Well, to be honest, only the 20- and 30-something women did that, usually followed by lustful looks at my fiancé.

At which point I not so subtly pushed them out of the line to make room for women in their 70’s.

Bitches be mackin’ on my man.

Because I was right next to Connor the whole time, I gave Johnny the evening off. Well, sort of. He still had to hang out, but he and Anh canoodled over in the corner, laughing and stealing kisses.

“Don’t they look good together?” I whispered to Connor.

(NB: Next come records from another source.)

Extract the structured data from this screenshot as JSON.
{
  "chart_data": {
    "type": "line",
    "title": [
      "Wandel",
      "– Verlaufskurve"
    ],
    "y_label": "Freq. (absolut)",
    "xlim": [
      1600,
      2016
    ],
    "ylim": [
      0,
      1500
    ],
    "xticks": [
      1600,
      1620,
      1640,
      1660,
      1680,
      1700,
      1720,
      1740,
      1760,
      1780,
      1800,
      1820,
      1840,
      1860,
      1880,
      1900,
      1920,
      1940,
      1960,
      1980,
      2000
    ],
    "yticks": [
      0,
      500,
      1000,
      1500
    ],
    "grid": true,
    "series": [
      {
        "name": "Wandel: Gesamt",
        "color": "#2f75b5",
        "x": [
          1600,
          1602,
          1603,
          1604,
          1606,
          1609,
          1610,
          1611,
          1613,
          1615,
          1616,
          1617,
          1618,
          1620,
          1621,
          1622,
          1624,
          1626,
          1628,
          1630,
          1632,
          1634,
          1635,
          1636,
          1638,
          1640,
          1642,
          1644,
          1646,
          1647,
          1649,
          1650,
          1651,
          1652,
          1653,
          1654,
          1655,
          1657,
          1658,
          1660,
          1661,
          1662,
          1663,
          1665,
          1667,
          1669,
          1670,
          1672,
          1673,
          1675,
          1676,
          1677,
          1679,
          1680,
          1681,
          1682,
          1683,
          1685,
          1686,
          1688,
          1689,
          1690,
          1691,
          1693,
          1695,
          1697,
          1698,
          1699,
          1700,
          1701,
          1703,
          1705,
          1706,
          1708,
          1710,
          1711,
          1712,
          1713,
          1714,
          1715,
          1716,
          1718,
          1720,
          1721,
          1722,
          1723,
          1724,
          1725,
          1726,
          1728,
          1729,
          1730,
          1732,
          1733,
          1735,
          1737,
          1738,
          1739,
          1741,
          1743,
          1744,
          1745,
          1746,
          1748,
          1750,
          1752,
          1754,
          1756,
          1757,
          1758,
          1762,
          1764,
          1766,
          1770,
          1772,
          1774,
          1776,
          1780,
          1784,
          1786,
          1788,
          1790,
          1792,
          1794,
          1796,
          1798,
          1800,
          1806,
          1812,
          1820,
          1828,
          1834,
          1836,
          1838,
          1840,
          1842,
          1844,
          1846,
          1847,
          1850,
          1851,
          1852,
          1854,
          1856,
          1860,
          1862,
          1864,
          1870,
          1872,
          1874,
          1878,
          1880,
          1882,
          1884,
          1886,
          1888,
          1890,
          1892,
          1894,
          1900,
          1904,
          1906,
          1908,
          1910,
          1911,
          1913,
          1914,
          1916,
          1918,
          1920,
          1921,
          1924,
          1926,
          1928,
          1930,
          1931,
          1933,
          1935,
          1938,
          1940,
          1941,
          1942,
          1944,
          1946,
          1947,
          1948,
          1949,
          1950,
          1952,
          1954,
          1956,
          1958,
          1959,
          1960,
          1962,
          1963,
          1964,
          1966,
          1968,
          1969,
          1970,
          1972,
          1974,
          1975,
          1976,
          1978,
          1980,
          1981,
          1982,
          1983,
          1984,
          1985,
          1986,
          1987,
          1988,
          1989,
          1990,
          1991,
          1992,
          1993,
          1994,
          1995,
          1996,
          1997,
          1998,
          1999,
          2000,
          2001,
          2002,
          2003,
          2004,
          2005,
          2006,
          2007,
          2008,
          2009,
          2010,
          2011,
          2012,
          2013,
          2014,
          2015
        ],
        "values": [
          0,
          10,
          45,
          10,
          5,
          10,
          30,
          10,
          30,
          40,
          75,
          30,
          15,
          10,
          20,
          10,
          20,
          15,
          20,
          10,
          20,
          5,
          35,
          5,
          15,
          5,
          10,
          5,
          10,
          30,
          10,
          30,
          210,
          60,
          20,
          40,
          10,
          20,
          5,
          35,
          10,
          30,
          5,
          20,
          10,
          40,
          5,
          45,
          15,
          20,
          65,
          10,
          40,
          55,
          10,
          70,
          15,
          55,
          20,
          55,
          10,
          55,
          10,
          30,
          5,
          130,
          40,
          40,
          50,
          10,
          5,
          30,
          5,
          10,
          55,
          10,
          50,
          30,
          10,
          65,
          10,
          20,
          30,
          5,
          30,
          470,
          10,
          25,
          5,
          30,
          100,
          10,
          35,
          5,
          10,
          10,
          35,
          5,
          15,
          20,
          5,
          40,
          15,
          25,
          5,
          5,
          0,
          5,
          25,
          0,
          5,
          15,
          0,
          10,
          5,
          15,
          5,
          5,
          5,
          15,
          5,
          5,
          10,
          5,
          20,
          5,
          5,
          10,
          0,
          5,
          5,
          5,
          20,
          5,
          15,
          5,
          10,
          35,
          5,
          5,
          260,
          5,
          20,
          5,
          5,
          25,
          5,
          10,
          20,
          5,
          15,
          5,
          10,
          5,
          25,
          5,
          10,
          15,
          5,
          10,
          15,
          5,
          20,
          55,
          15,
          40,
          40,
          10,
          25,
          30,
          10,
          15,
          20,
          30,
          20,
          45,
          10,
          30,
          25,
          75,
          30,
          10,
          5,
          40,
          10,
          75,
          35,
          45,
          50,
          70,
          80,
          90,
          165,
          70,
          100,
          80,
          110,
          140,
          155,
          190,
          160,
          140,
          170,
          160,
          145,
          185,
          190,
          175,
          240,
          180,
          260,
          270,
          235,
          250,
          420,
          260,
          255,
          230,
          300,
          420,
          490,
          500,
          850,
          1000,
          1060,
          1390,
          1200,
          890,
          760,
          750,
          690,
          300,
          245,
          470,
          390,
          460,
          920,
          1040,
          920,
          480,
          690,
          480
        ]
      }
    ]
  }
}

“Why do they get to have fun?” he complained in mock seriousness, right after he politely dealt with a coterie of old ladies who berated him for not spending an extra hundred million dollars to preserve the Nevada habitat of the Southwestern Willow Flycatcher (it’s a bird, by the way). “I want to have fun.”

“You had fun before we came,” I whispered.

“I had fun when we came,” he whispered back, and I could hear the arched eyebrow in the tone of his voice.

“Be good, and you can have some more fun later.”

“HELLO there!” he said brightly to the next person in line.

All in all, the night was going pretty well – until she showed up.